The first day of the trip started out with no wind but as the day went on the wind rand the swell rose making for a rough night. With swell up in the 10-12 foot range there was no way to use our auto pilot which meant we were taking twenty minutes shift on the tiller. Thankfully the conditions changed shortly before midnight and we were able to re-institute our watch cycle and get some rest. Day two of this leg of our journey however provided zero wind and swell. The day was hot, the water was clear and our spirits were high. We had all gotten a good nights sleep and eaten a good breakfast. At some point during the afternoon we stopped the engine, pulled out the swim ladder and took a swim some 50 miles from shore.The water was so clear we could see a lone fish swimming in the shade of our boat. It was surreal.
Bahia Santa Maria is 11miles long and 4 miles wide. There is a fishing camp at one end of the bay and endless miles of white sand and mangroves. This is another of the annual stops for the Baja Ha-Ha fleet and once again the locals gear up to make the most of our visit. A rock-n-roll band that plays good music and a family that brings beer and food to sell travel all the way from LaPaz on dirt roads sometimes having to hand cary their instruments and supplies over rivers. The fishermen from the camp offer water taxi rides to shore and fresh fish for a small negotiated price. The Ha-Ha fleet partakes in one of the most secluded beach parties of all time. We dance, laugh and celebrate the long journey behind us and the glorious weather of the lowering latitudes.

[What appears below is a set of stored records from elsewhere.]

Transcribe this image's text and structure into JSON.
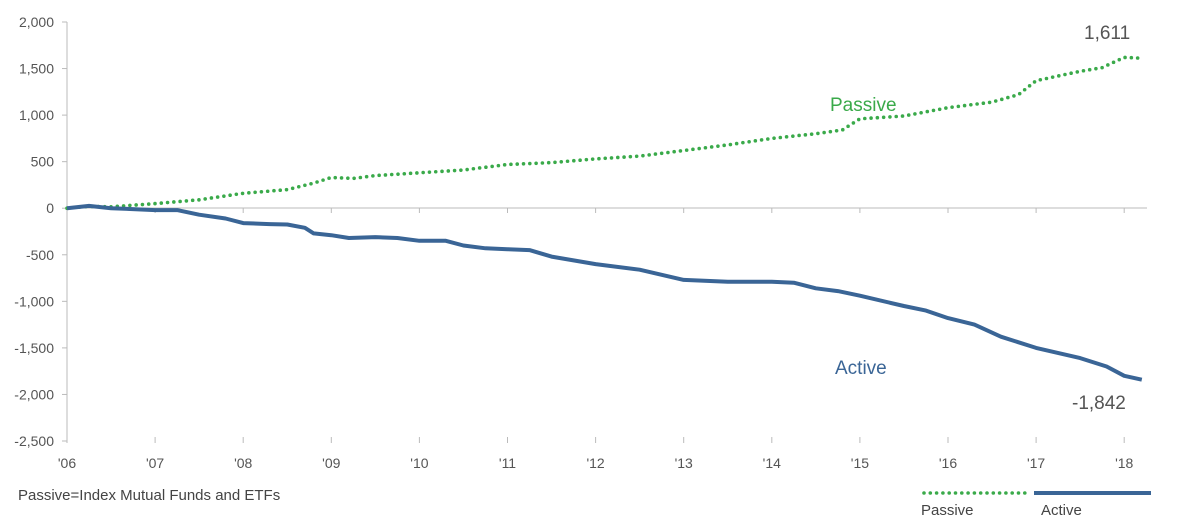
{
  "chart_data": {
    "type": "line",
    "title": "",
    "xlabel": "",
    "ylabel": "",
    "x_ticks": [
      "'06",
      "'07",
      "'08",
      "'09",
      "'10",
      "'11",
      "'12",
      "'13",
      "'14",
      "'15",
      "'16",
      "'17",
      "'18"
    ],
    "y_ticks": [
      "2,000",
      "1,500",
      "1,000",
      "500",
      "0",
      "-500",
      "-1,000",
      "-1,500",
      "-2,000",
      "-2,500"
    ],
    "ylim": [
      -2500,
      2000
    ],
    "xlim": [
      2006,
      2018.25
    ],
    "grid": false,
    "legend_position": "bottom-right",
    "series": [
      {
        "name": "Passive",
        "style": "dotted",
        "color": "#3aaa4a",
        "end_label": "1,611",
        "points": [
          [
            2006.0,
            0
          ],
          [
            2006.25,
            20
          ],
          [
            2006.5,
            15
          ],
          [
            2007.0,
            50
          ],
          [
            2007.5,
            90
          ],
          [
            2008.0,
            160
          ],
          [
            2008.5,
            200
          ],
          [
            2008.8,
            270
          ],
          [
            2009.0,
            330
          ],
          [
            2009.25,
            320
          ],
          [
            2009.5,
            350
          ],
          [
            2010.0,
            380
          ],
          [
            2010.5,
            410
          ],
          [
            2011.0,
            470
          ],
          [
            2011.5,
            490
          ],
          [
            2012.0,
            530
          ],
          [
            2012.5,
            560
          ],
          [
            2013.0,
            620
          ],
          [
            2013.5,
            680
          ],
          [
            2014.0,
            750
          ],
          [
            2014.5,
            800
          ],
          [
            2014.8,
            840
          ],
          [
            2015.0,
            960
          ],
          [
            2015.5,
            990
          ],
          [
            2016.0,
            1080
          ],
          [
            2016.5,
            1140
          ],
          [
            2016.8,
            1220
          ],
          [
            2017.0,
            1370
          ],
          [
            2017.5,
            1470
          ],
          [
            2017.75,
            1510
          ],
          [
            2018.0,
            1620
          ],
          [
            2018.2,
            1611
          ]
        ]
      },
      {
        "name": "Active",
        "style": "solid",
        "color": "#3a6596",
        "end_label": "-1,842",
        "points": [
          [
            2006.0,
            0
          ],
          [
            2006.25,
            25
          ],
          [
            2006.5,
            0
          ],
          [
            2007.0,
            -20
          ],
          [
            2007.25,
            -20
          ],
          [
            2007.5,
            -70
          ],
          [
            2007.8,
            -110
          ],
          [
            2008.0,
            -160
          ],
          [
            2008.3,
            -170
          ],
          [
            2008.5,
            -175
          ],
          [
            2008.7,
            -210
          ],
          [
            2008.8,
            -270
          ],
          [
            2009.0,
            -290
          ],
          [
            2009.2,
            -320
          ],
          [
            2009.5,
            -310
          ],
          [
            2009.75,
            -320
          ],
          [
            2010.0,
            -350
          ],
          [
            2010.3,
            -350
          ],
          [
            2010.5,
            -400
          ],
          [
            2010.75,
            -430
          ],
          [
            2011.0,
            -440
          ],
          [
            2011.25,
            -450
          ],
          [
            2011.5,
            -520
          ],
          [
            2012.0,
            -600
          ],
          [
            2012.5,
            -660
          ],
          [
            2013.0,
            -770
          ],
          [
            2013.5,
            -790
          ],
          [
            2014.0,
            -790
          ],
          [
            2014.25,
            -800
          ],
          [
            2014.5,
            -860
          ],
          [
            2014.75,
            -890
          ],
          [
            2015.0,
            -940
          ],
          [
            2015.5,
            -1050
          ],
          [
            2015.75,
            -1100
          ],
          [
            2016.0,
            -1180
          ],
          [
            2016.3,
            -1250
          ],
          [
            2016.6,
            -1380
          ],
          [
            2017.0,
            -1500
          ],
          [
            2017.5,
            -1610
          ],
          [
            2017.8,
            -1700
          ],
          [
            2018.0,
            -1800
          ],
          [
            2018.2,
            -1842
          ]
        ]
      }
    ],
    "annotations": [
      {
        "text": "Passive",
        "color": "#3aaa4a"
      },
      {
        "text": "Active",
        "color": "#3a6596"
      }
    ]
  },
  "footnote": "Passive=Index Mutual Funds and ETFs",
  "legend": {
    "passive_label": "Passive",
    "active_label": "Active",
    "passive_color": "#3aaa4a",
    "active_color": "#3a6596"
  }
}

After a short two days we left for what would be the last leg of our journey south. It proved to be the most difficult and taxing on our bodies and spirits. We spent 16+ hours in 20-25 knot winds with gusts of 30-35. High swells changing to mixed swell that made it difficult to keep the boat on course. Because we had to hand steer we switched from our one man three hour watches to a cycle of two hour naps each with two men on deck at all times. By the next morning we were exhausted and our bodies were aching. We were pleased to have managed the difficult passage so well and relieved to drop the anchor in Cabo San Lucas where we all slept for 12 straight hours. Which was pretty amazing considering the level of noise coming from the beachside resorts all night long.
Today Ralph flew back to the United States. I don’t know how we would have done the trip without him. He was mellow and easy to get along with, even when I was at my hormonal worst. He was quick to help and eager to learn. We are forever grateful for his help, friendship, kindness and good humor.
Steve and I are now in San Jose Del Cabo waiting for a good weather window to allow us safe passage to La Paz. We are still a little stunned that we are in Mexico and a bit amazed that this new stage of our lives is unfolding. We have found a cantina with great margaritas, fabulous fresh seafood and wonderful people that has become our favorite local. We never wear anything more than t-shirts and sandals and we have no concept of time other than day and night.
It has been quite the adventure. Sometimes Good, Sometimes Bad, and Sometimes Ugly, but always Grand.